Nevertheless, given the strong support expressed by voters, presumably the assembly will go ahead.
But here the questions begin. Are we talking about a purely political amalgamation, in which we end up with just one mayor and council, instead of two?
If so, we don’t need a citizens’ assembly to advise. That is a matter for the voters to decide.
But realistically, this option makes little sense. How can there be one city council, but two city managers, two police chiefs, two sets of financial statements, etc.? Councillors would have to resolve endless disputes and conflicting advice with such an arrangement.
If amalgamation is to work, it has to reach down to the staff level, as well. And that is no small matter.
Combined, the two municipalities have budgets totalling about $430 million. Each has nine or 10 separate departments, dealing with everything from fire and rescue services to bylaw enforcement and engineering.
Coming up with a plan to merge these duplicate staff units is an enormously complex task, and one that no citizens’ assembly would be qualified to undertake.
Last year, Duncan and North Cowichan formed an assembly to look at amalgamation. But first, to guide the deliberations, a consulting firm with experience in municipal mergers was hired to nail down the options.
If Victoria and Saanich are serious about this project, some such expert advice will be needed.
However, the Duncan/North Cowichan project tells us more. While the consulting firm identified the kind of decisions that would be required, it was unable to quantify the financial benefits that could be gained, other than halving the salary bill for councillors. That’s because it could not predict how far the merger would proceed at the bureaucratic level.

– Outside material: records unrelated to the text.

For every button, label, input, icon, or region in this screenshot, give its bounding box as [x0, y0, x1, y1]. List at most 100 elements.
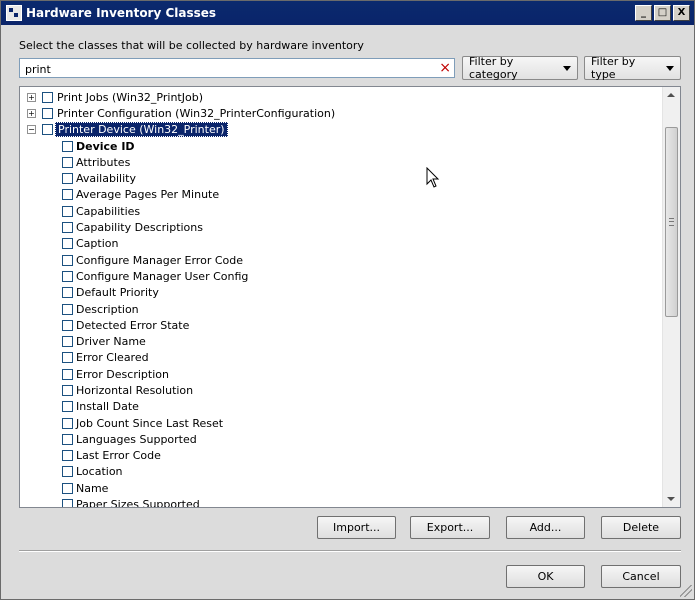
property-checkbox[interactable] — [62, 222, 73, 234]
tree-property-row[interactable]: Average Pages Per Minute — [20, 187, 662, 203]
property-label: Location — [76, 465, 123, 479]
class-label[interactable]: Print Jobs (Win32_PrintJob) — [57, 91, 203, 104]
tree-property-row[interactable]: Install Date — [20, 399, 662, 415]
title-bar[interactable]: Hardware Inventory Classes _ □ X — [1, 1, 694, 25]
tree-property-row[interactable]: Horizontal Resolution — [20, 382, 662, 398]
minimize-button[interactable]: _ — [635, 5, 652, 21]
tree-property-row[interactable]: Default Priority — [20, 285, 662, 301]
ok-button[interactable]: OK — [506, 565, 585, 588]
tree-property-row[interactable]: Caption — [20, 236, 662, 252]
property-checkbox[interactable] — [62, 466, 73, 478]
property-label: Last Error Code — [76, 449, 161, 463]
tree-property-row[interactable]: Last Error Code — [20, 448, 662, 464]
class-checkbox[interactable] — [42, 107, 53, 119]
tree-property-row[interactable]: Description — [20, 301, 662, 317]
tree-property-row[interactable]: Location — [20, 464, 662, 480]
property-checkbox[interactable] — [62, 499, 73, 507]
clear-search-icon[interactable]: × — [439, 60, 451, 76]
property-label: Languages Supported — [76, 432, 197, 446]
property-checkbox[interactable] — [62, 401, 73, 413]
property-checkbox[interactable] — [62, 384, 73, 396]
property-label: Average Pages Per Minute — [76, 188, 220, 202]
property-checkbox[interactable] — [62, 303, 73, 315]
cancel-button[interactable]: Cancel — [601, 565, 681, 588]
filter-by-category-button[interactable]: Filter by category — [462, 55, 578, 81]
search-box[interactable]: × — [19, 58, 455, 78]
tree-property-row[interactable]: Availability — [20, 170, 662, 186]
mouse-cursor-icon — [426, 167, 440, 188]
property-label: Error Description — [76, 367, 169, 381]
dialog-window: Hardware Inventory Classes _ □ X Select … — [0, 0, 695, 600]
tree-property-row[interactable]: Configure Manager User Config — [20, 268, 662, 284]
property-checkbox[interactable] — [62, 482, 73, 494]
property-label: Paper Sizes Supported — [76, 498, 200, 508]
class-checkbox[interactable] — [42, 124, 53, 136]
property-checkbox[interactable] — [62, 433, 73, 445]
property-checkbox[interactable] — [62, 319, 73, 331]
expand-icon[interactable]: + — [27, 108, 36, 118]
scroll-thumb[interactable] — [665, 127, 678, 317]
property-checkbox[interactable] — [62, 156, 73, 168]
delete-button[interactable]: Delete — [601, 516, 681, 539]
property-checkbox[interactable] — [62, 254, 73, 266]
window-controls: _ □ X — [635, 5, 690, 21]
tree-class-row[interactable]: + Printer Configuration (Win32_PrinterCon… — [20, 105, 662, 121]
scroll-down-icon[interactable] — [667, 497, 675, 501]
class-label[interactable]: Printer Configuration (Win32_PrinterConf… — [57, 107, 335, 120]
property-label: Configure Manager User Config — [76, 269, 249, 283]
property-checkbox[interactable] — [62, 287, 73, 299]
add-button[interactable]: Add... — [506, 516, 585, 539]
tree-property-row[interactable]: Name — [20, 480, 662, 496]
filter-by-type-button[interactable]: Filter by type — [584, 55, 681, 81]
class-checkbox[interactable] — [42, 91, 53, 103]
property-label: Default Priority — [76, 286, 159, 300]
import-button[interactable]: Import... — [317, 516, 396, 539]
classes-tree[interactable]: + Print Jobs (Win32_PrintJob) + Printer Con… — [19, 86, 681, 508]
property-checkbox[interactable] — [62, 238, 73, 250]
chevron-down-icon — [666, 65, 674, 71]
tree-property-row[interactable]: Device ID — [20, 138, 662, 154]
tree-property-row[interactable]: Error Cleared — [20, 350, 662, 366]
property-checkbox[interactable] — [62, 140, 73, 152]
property-checkbox[interactable] — [62, 173, 73, 185]
window-title: Hardware Inventory Classes — [26, 6, 217, 20]
instruction-label: Select the classes that will be collecte… — [19, 39, 364, 52]
expand-icon[interactable]: + — [27, 92, 36, 102]
property-checkbox[interactable] — [62, 352, 73, 364]
filter-by-type-label: Filter by type — [591, 55, 636, 81]
tree-property-row[interactable]: Languages Supported — [20, 431, 662, 447]
property-label: Job Count Since Last Reset — [76, 416, 224, 430]
class-label[interactable]: Printer Device (Win32_Printer) — [55, 122, 228, 138]
property-label: Capability Descriptions — [76, 221, 203, 235]
tree-property-row[interactable]: Capabilities — [20, 203, 662, 219]
property-checkbox[interactable] — [62, 417, 73, 429]
property-checkbox[interactable] — [62, 270, 73, 282]
tree-property-row[interactable]: Detected Error State — [20, 317, 662, 333]
property-checkbox[interactable] — [62, 368, 73, 380]
maximize-button[interactable]: □ — [654, 5, 671, 21]
property-label: Driver Name — [76, 335, 146, 349]
property-checkbox[interactable] — [62, 189, 73, 201]
tree-property-row[interactable]: Driver Name — [20, 333, 662, 349]
close-button[interactable]: X — [673, 5, 690, 21]
tree-class-row[interactable]: − Printer Device (Win32_Printer) — [20, 122, 662, 138]
tree-class-row[interactable]: + Print Jobs (Win32_PrintJob) — [20, 89, 662, 105]
resize-grip-icon[interactable] — [680, 585, 692, 597]
collapse-icon[interactable]: − — [27, 125, 36, 135]
tree-property-row[interactable]: Configure Manager Error Code — [20, 252, 662, 268]
property-label: Horizontal Resolution — [76, 383, 194, 397]
property-checkbox[interactable] — [62, 336, 73, 348]
tree-property-row[interactable]: Paper Sizes Supported — [20, 496, 662, 508]
tree-property-row[interactable]: Error Description — [20, 366, 662, 382]
separator — [19, 550, 681, 552]
scroll-up-icon[interactable] — [667, 93, 675, 97]
export-button[interactable]: Export... — [410, 516, 490, 539]
property-checkbox[interactable] — [62, 450, 73, 462]
tree-content: + Print Jobs (Win32_PrintJob) + Printer Con… — [20, 89, 662, 508]
property-checkbox[interactable] — [62, 205, 73, 217]
search-input[interactable] — [23, 60, 427, 78]
tree-property-row[interactable]: Job Count Since Last Reset — [20, 415, 662, 431]
vertical-scrollbar[interactable] — [662, 87, 680, 507]
tree-property-row[interactable]: Capability Descriptions — [20, 219, 662, 235]
tree-property-row[interactable]: Attributes — [20, 154, 662, 170]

In the case of Victoria and Saanich, if half the senior managers were displaced in a full-scale merger, the savings would approach $5 million a year. But would they be displaced, or would they merely be given new titles?

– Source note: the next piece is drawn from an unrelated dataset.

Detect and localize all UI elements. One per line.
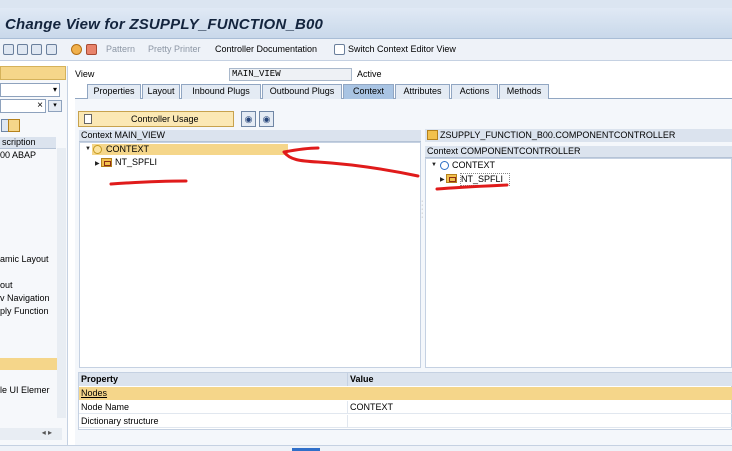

Of course, there is more to amalgamation than a search for economies. It makes complete sense, for example, to have one police service instead of two.
The benefits include better sharing of information, better co-ordination of resources and greater sophistication in the deployment of new technologies.
But merely stacking one police department on top of another and calling it a merger evades the critical issue. In a genuinely amalgamated police service, there can be only one chief, not two.
The same is true for the other departments. If there is to be a merger, it must reach throughout the two bureaucracies, not merely skim the surface.
All of which points to this: Whether a citizens’ assembly is left to its own devices or a consulting firm is hired, precise deliverables must be established at the outset.
And those deliverables must go beyond broad proposals. They must include which management jobs will be made redundant, how differing salary grids will be unified and how chains of command can be integrated.
Voters in Victoria and Saanich should watch this process closely. How the citizens’ assembly unfolds will tell us just how serious the two councils are about a genuine merger.